There is package.license-file which cargo publish will already copy into the .crate file if it is outside the package root, like with package.readme. However, only one file can be specified (#5933) because this is intended for a custom license when package.license is insufficient. See also #8537, #9908, #9972. We vaguely discussed a way to map license names, including a custom license identifier, to specific files. cargo publish would then copy these into the package root inside the .crate file. We didn't end up reaching any specific conclusions.

Misc

  • ranger-ross is experimenting with new build-dir layouts in #15947 while working to improve how we test it in #15874

Focus areas without progress

These are areas of interest for Cargo team members with no reportable progress for this development-cycle.

Project goals in need of owners

Ready-to-develop:

Planning:

How you can help

If you have ideas for improving cargo, we recommend first checking our backlog and then exploring the idea on Internals.
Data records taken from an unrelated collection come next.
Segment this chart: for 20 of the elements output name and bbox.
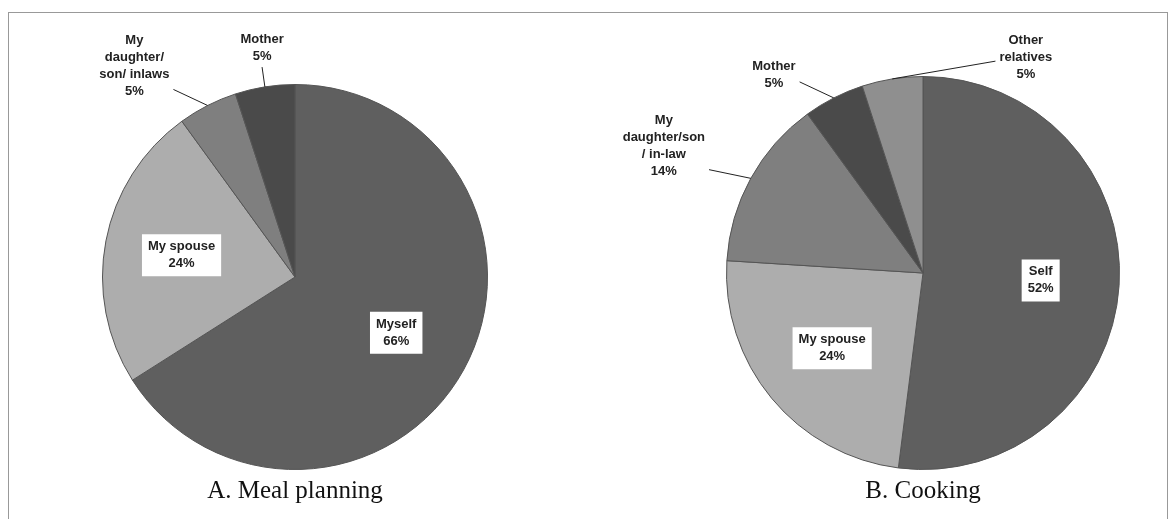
slice-label: Self [1028, 263, 1054, 279]
data-label: 24% [168, 255, 195, 271]
slice-label: Other relatives [999, 31, 1053, 64]
data-label: 5% [1016, 65, 1036, 81]
slice-label: Mother [752, 57, 796, 73]
slice-label: My spouse [147, 238, 216, 254]
data-label: 24% [819, 348, 846, 364]
text: B. Cooking [865, 475, 982, 503]
slice-label: My daughter/ son/ inlaws [99, 31, 170, 81]
data-label: 5% [125, 82, 145, 98]
data-label: 14% [650, 162, 678, 178]
slice-label: My spouse [798, 331, 866, 347]
slice-label: My daughter/son / in-law [622, 111, 706, 161]
data-label: 52% [1027, 280, 1055, 296]
text: A. Meal planning [207, 475, 384, 503]
data-label: 66% [383, 332, 410, 348]
slice-label: Myself [375, 315, 418, 331]
slice-label: Mother [240, 31, 284, 47]
data-label: 5% [764, 74, 784, 90]
data-label: 5% [252, 48, 272, 64]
If there is a particular issue that you are wanting resolved that wasn't discussed here, some steps you can take to help move it along include:

  • Summarizing the existing conversation (example: Better support for docker layer caching, Change in Cargo.lock policy, MSRV-aware resolver )
  • Document prior art from other ecosystems so we can build on the work others have done and make something familiar to users, where it makes sense
  • Document related problems and solutions within Cargo so we see if we are solving to the right layer of abstraction
  • Building on those posts, propose a solution that takes into account the above information and cargo's compatibility requirements (example)
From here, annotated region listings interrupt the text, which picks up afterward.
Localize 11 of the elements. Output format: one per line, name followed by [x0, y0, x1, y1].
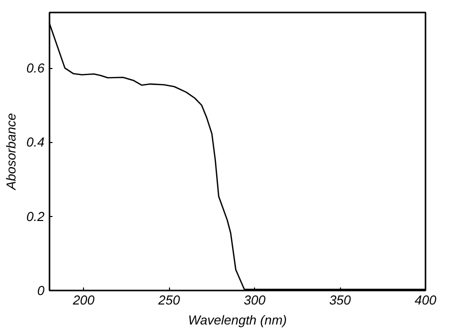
- y-tick-label: 0.2: [26, 208, 46, 224]
- x-tick-label: 250: [157, 292, 181, 308]
- x-tick-label: 300: [244, 292, 266, 308]
- y-tick-label: 0.6: [26, 60, 46, 76]
- y-axis-title: Abosorbance: [3, 113, 18, 191]
- x-axis-title: Wavelength (nm): [188, 312, 287, 328]
- x-tick-label: 200: [72, 292, 96, 308]
- x-tick-label: 350: [329, 292, 352, 308]
- y-tick-label: 0.4: [26, 134, 45, 150]
- y-tick-label: 0: [37, 283, 46, 298]
- x-tick-label: 400: [414, 292, 438, 308]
We are available to help mentor people for S-accepted issues on zulip and you can talk to us in real-time during Contributor Office Hours. If you are looking to help with one of the bigger projects mentioned here and are just starting out, fixing some issues will help familiarize yourself with the process and expectations, making things go more smoothly. If you'd like to tackle something without a mentor, the expectations will be higher on what you'll need to do on your own.